Incredible journey

How I practice: Helping Paralympic athletes go for the gold

Jeff Anthony, DO, looks back on his experience treating athletes as a team physician at the 2016 Paralympic Games in Rio.

Editor’s note: Last month, Jeff Anthony, DO, traveled across the globe to serve as 1 of 4 U.S. Olympic Committee (USOC) team physicians for the 2016 Paralympic Games, held Sept. 7-18 in Rio. A first-time Paralympic physician, Dr. Anthony divided his time between the USOC medical center and various competition venues.

Now back home in San Diego, Dr. Anthony recently shared takeaways from his time in Rio, including the most common Paralympic injuries and the benefits of osteopathic manipulative treatment for elite athletes with disabilities.

Lay of the land

As a Paralympic physician, I spent much of my time at the USOC medical center, located in the same athletes’ village used for the 2016 Olympic Games. The center housed four physicians, three chiropractors, two physical therapists, an acupuncturist and four athletic trainers. Some teams brought their own massage therapists and athletic trainers, but most athletes were treated by the physicians at the medical center.

The medical center was open from 7 a.m. to 11 p.m. each day. At least one physician, one athletic trainer and one chiropractor or physical therapist were required to staff the center at all times, with the rest of the medical team covering activities at event venues.

Travel to venues could, at times, be arduous—especially through the heavy traffic of Rio. The medical team helped transport athletes, wheelchairs (regular and competition), prosthetics, medical supplies and water.

Treating mind and body

We treated athletes for colds, sore throats, respiratory and GI conditions. I also encountered several athletes with injuries resulting from wear and tear caused by prosthetics, including pressure sores, ulcerations and infections. Overuse injuries were common, and we treated a few fractures and lacerations.

The impact on athletes’ psychological and mental health was more subtle. Athletes often experience anxiety before a competition or depression if they don’t perform as well as expected. Some patients can even become overwhelmed with the excitement of winning.

In addition to providing treatment, members of the medical team also spent a good amount of time on paperwork, since all injuries and treatments must be documented.

Hands-on care

As a DO, I was able to provide athletes with an added advantage: OMT.

One Paralympian, a tract cyclist with only one arm, was being awakened in the night by phantom pain. We determined he had a first rib lesion and cervical strain. OMT helped ease the phantom pain and he was able to get the rest he needed.
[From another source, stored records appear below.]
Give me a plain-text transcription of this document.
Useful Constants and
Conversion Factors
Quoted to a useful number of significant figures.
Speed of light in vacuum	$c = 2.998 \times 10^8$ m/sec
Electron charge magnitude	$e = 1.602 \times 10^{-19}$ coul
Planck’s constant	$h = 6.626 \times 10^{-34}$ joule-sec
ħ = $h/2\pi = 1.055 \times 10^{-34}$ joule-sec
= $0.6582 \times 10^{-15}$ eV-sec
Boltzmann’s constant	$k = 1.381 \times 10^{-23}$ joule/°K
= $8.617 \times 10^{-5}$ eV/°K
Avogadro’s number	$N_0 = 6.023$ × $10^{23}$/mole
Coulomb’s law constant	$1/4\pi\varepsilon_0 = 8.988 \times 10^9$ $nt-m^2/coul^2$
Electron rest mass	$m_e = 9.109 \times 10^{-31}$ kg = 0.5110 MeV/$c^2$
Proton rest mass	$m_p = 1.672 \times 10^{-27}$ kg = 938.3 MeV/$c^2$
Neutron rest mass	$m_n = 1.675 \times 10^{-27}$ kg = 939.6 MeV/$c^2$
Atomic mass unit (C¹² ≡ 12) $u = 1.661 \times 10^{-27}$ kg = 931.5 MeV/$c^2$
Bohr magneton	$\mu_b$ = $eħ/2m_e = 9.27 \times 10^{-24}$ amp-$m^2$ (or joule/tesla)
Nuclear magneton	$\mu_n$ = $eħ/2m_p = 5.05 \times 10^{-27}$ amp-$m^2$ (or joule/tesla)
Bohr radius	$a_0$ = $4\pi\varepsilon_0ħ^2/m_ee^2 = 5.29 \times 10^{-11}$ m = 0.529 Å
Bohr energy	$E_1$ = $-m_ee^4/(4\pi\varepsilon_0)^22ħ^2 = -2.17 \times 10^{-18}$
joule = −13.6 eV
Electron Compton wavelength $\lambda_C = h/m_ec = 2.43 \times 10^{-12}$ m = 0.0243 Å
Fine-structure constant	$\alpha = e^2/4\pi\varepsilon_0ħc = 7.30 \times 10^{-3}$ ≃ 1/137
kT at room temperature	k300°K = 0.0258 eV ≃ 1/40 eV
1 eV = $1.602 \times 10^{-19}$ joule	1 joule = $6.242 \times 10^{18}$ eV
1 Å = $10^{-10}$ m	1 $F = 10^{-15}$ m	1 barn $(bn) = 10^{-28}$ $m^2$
I also used OMT to provide relief for a wheelchair fencer with cerebral palsy who was experiencing severe neck pain and a cyclist with thoracolumbar pain related to injuries sustained in a fall five months ago.

In the zone

I provided medical support at several events during my time in Rio, including men’s sitting volleyball, wheelchair tennis, blind judo, and goalball.

Some events, like wheelchair tennis, have separate classes for paraplegic and quadriplegic athletes. Quadriplegic Paralympians often have a weaker grip and face challenges in regulating their body temperature. They have to take special care to take breaks, drink water, etc., to make sure they don’t become overheated.

One of the biggest perks of being part of the medical team was being able to watch all the amazing athletes in action. It truly was an unforgettable experience.